The most important event to be held at Sriwittayapaknam School is the annual Wai Khru Ceremony (พิธีไหว้ครู). Like other schools around the country this always takes place towards the start of the new academic year and always on a Thursday. So, either late May or early June. The students pay respect to their teachers by presenting them with flowers and going down onto the floor to do a krab, which is the most respectful way to show respect. The students hope to gain merit and good fortune for the coming year.
Every student comes to school with a bunch of flowers for their teachers. The flowers used in the arrangement are symbolic. Dok Ma Khue (eggplant flower) stands for respect because when the tree is blooming its branches bend down in the same way a student pays respect to their teacher. Ya Praek (Bermuda grass) stands for patience or perseverance because, although the grass looks wilted, it is still very much alive. Khao Tok (popped rice) stands for discipline because the rice is placed in a pan together and heated up to become popped rice. The Dok Kem has the same name as the Thai word for needle. So it means the student will be sharp-witted and brainy.
We have had quite a few foreign educators visit our school over the years from many countries such as America, England and Australia and a few closer to home such as Singapore and Malaysia. All of them agree that Thai students are far better behaved than their counterparts in the West. They often commented that they were surprised how one teacher could control a class of 45 students. While I was taking them around the school, we sometimes came across a class where the teacher had popped out to do something.
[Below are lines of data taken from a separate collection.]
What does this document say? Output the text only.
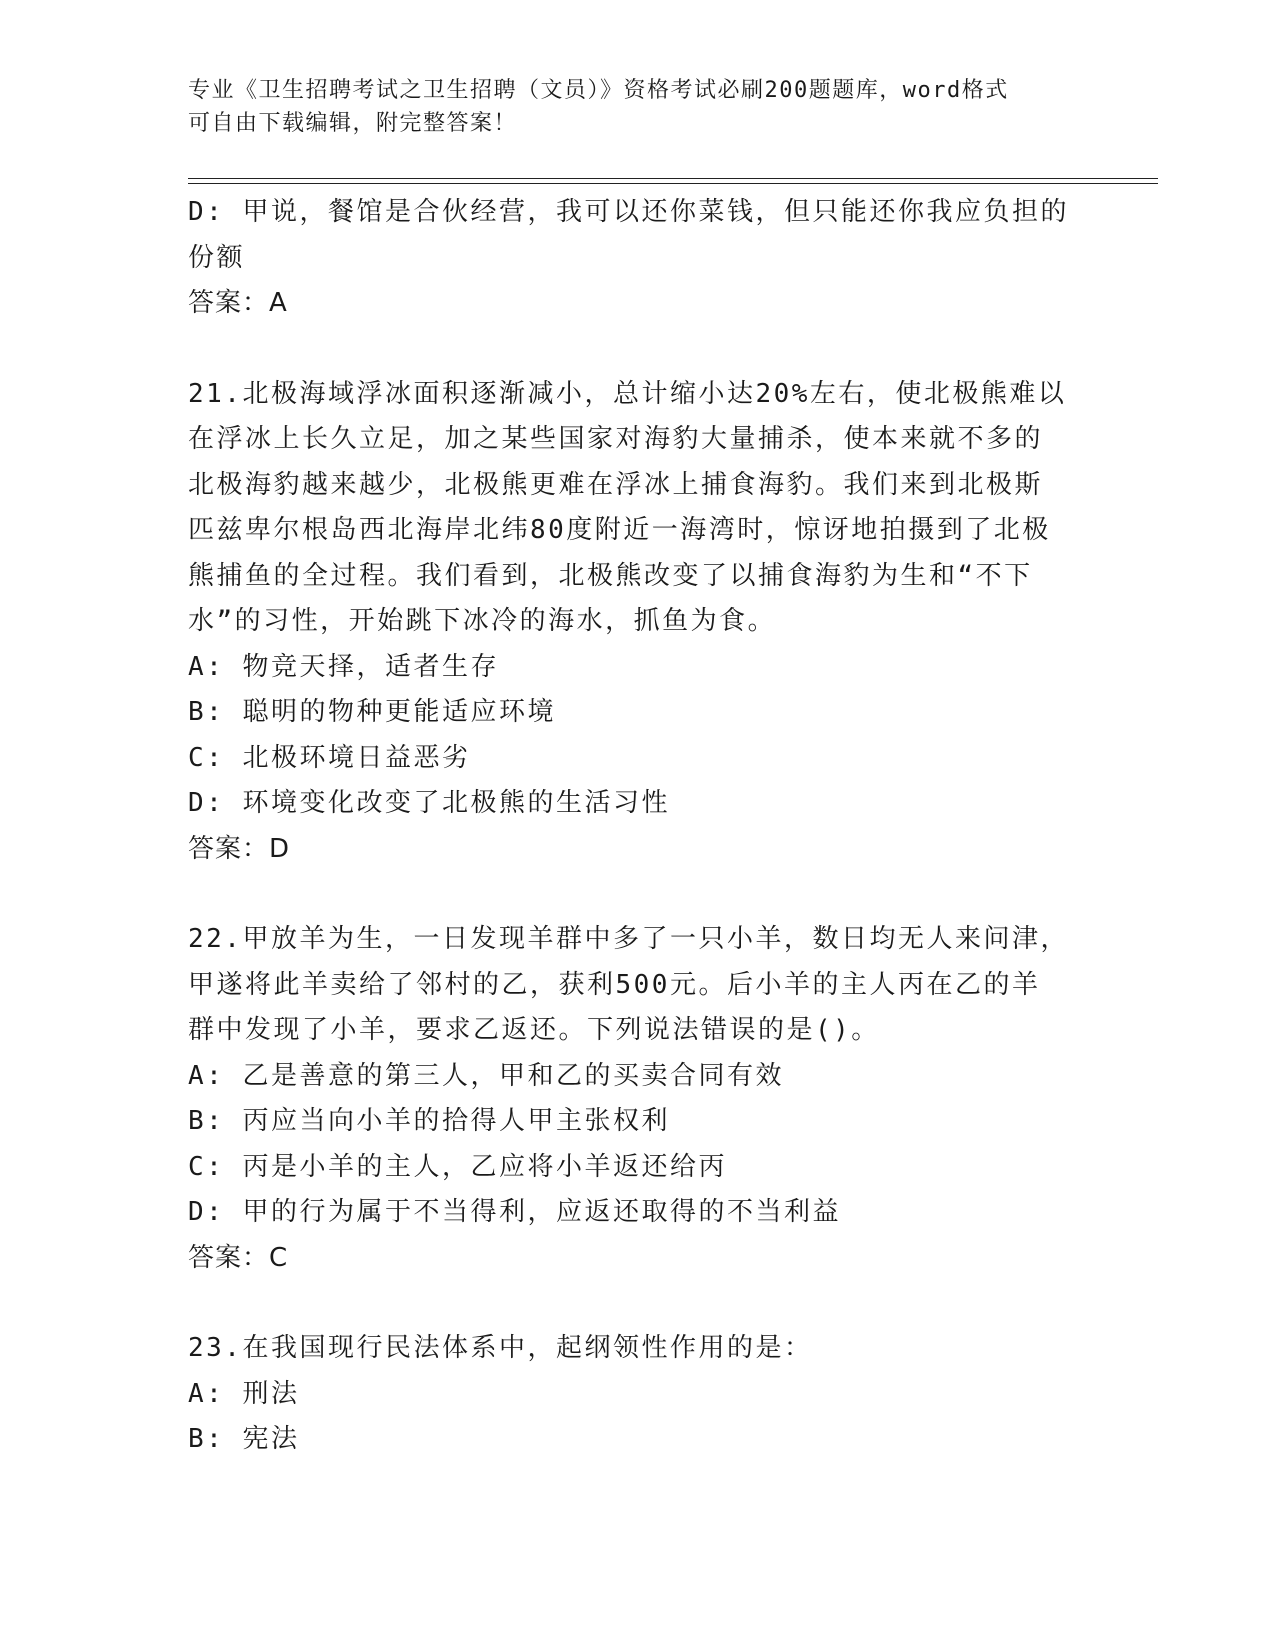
专业《卫生招聘考试之卫生招聘（文员）》资格考试必刷200题题库，word格式
可自由下载编辑，附完整答案！
D: 甲说，餐馆是合伙经营，我可以还你菜钱，但只能还你我应负担的
份额
答案：A
21.北极海域浮冰面积逐渐减小，总计缩小达20%左右，使北极熊难以
在浮冰上长久立足，加之某些国家对海豹大量捕杀，使本来就不多的
北极海豹越来越少，北极熊更难在浮冰上捕食海豹。我们来到北极斯
匹兹卑尔根岛西北海岸北纬80度附近一海湾时，惊讶地拍摄到了北极
熊捕鱼的全过程。我们看到，北极熊改变了以捕食海豹为生和“不下
水”的习性，开始跳下冰冷的海水，抓鱼为食。
A: 物竞天择，适者生存
B: 聪明的物种更能适应环境
C: 北极环境日益恶劣
D: 环境变化改变了北极熊的生活习性
答案：D
22.甲放羊为生，一日发现羊群中多了一只小羊，数日均无人来问津，
甲遂将此羊卖给了邻村的乙，获利500元。后小羊的主人丙在乙的羊
群中发现了小羊，要求乙返还。下列说法错误的是()。
A: 乙是善意的第三人，甲和乙的买卖合同有效
B: 丙应当向小羊的拾得人甲主张权利
C: 丙是小羊的主人，乙应将小羊返还给丙
D: 甲的行为属于不当得利，应返还取得的不当利益
答案：C
23.在我国现行民法体系中，起纲领性作用的是：
A: 刑法
B: 宪法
Again they were amazed how quiet and diligent the students were in the classroom even without their teacher.
Of course, this is not always the case, and in the years that I have been teaching in Thailand, I have sadly seen the discipline of the students getting closer to what it is like in the West. We are starting to see the students being more rowdy and talking back to the teacher. Traditionally in Thai schools, students were taught by the rote method which is ideal when you have such big classes. It is easier to maintain discipline when everyone is doing the same thing at the same time. However, a downside of this method of teaching, is that the students are being taught what to think instead of how to think.
Someone in government then had the bright idea that we should copy some teaching methods from the West. So, we then started to have “child-centered” lessons where everything revolves around the student. Sitting in rows and repeating after the teacher went out the window. In came group work and free thinking. Not so bad in the long run as the students will be more developed and be able to think outside the box. But, with the students doing different things at the same time it became harder for the teachers to maintain discipline. Couple this with the teacher no longer being able to hit their students, then you start to see cheeky students like you have in the West who are trying to stretch the boundaries to see how far they can go.
I remember when I first started teaching here, I wasn’t too happy to see the students coming to my desk and having to kneel down. In Thai culture, the head of a child shouldn’t be higher than that of their elders. I kept telling them to stand up. I thought I should teach them some of my own culture at the same time as teaching English. But then, I later found out that the students were getting in trouble with some of their Thai teachers for not behaving properly. The students were trying to do the same for the other teachers as they did for me. I do miss the discipline that we had before, but that is a small price to pay to have students that can think for themselves. Instead of blindly following their elders, maybe in the future, we will have people who will make up their own minds on who to vote for in general elections. Then maybe we will then have real democracy in Thailand.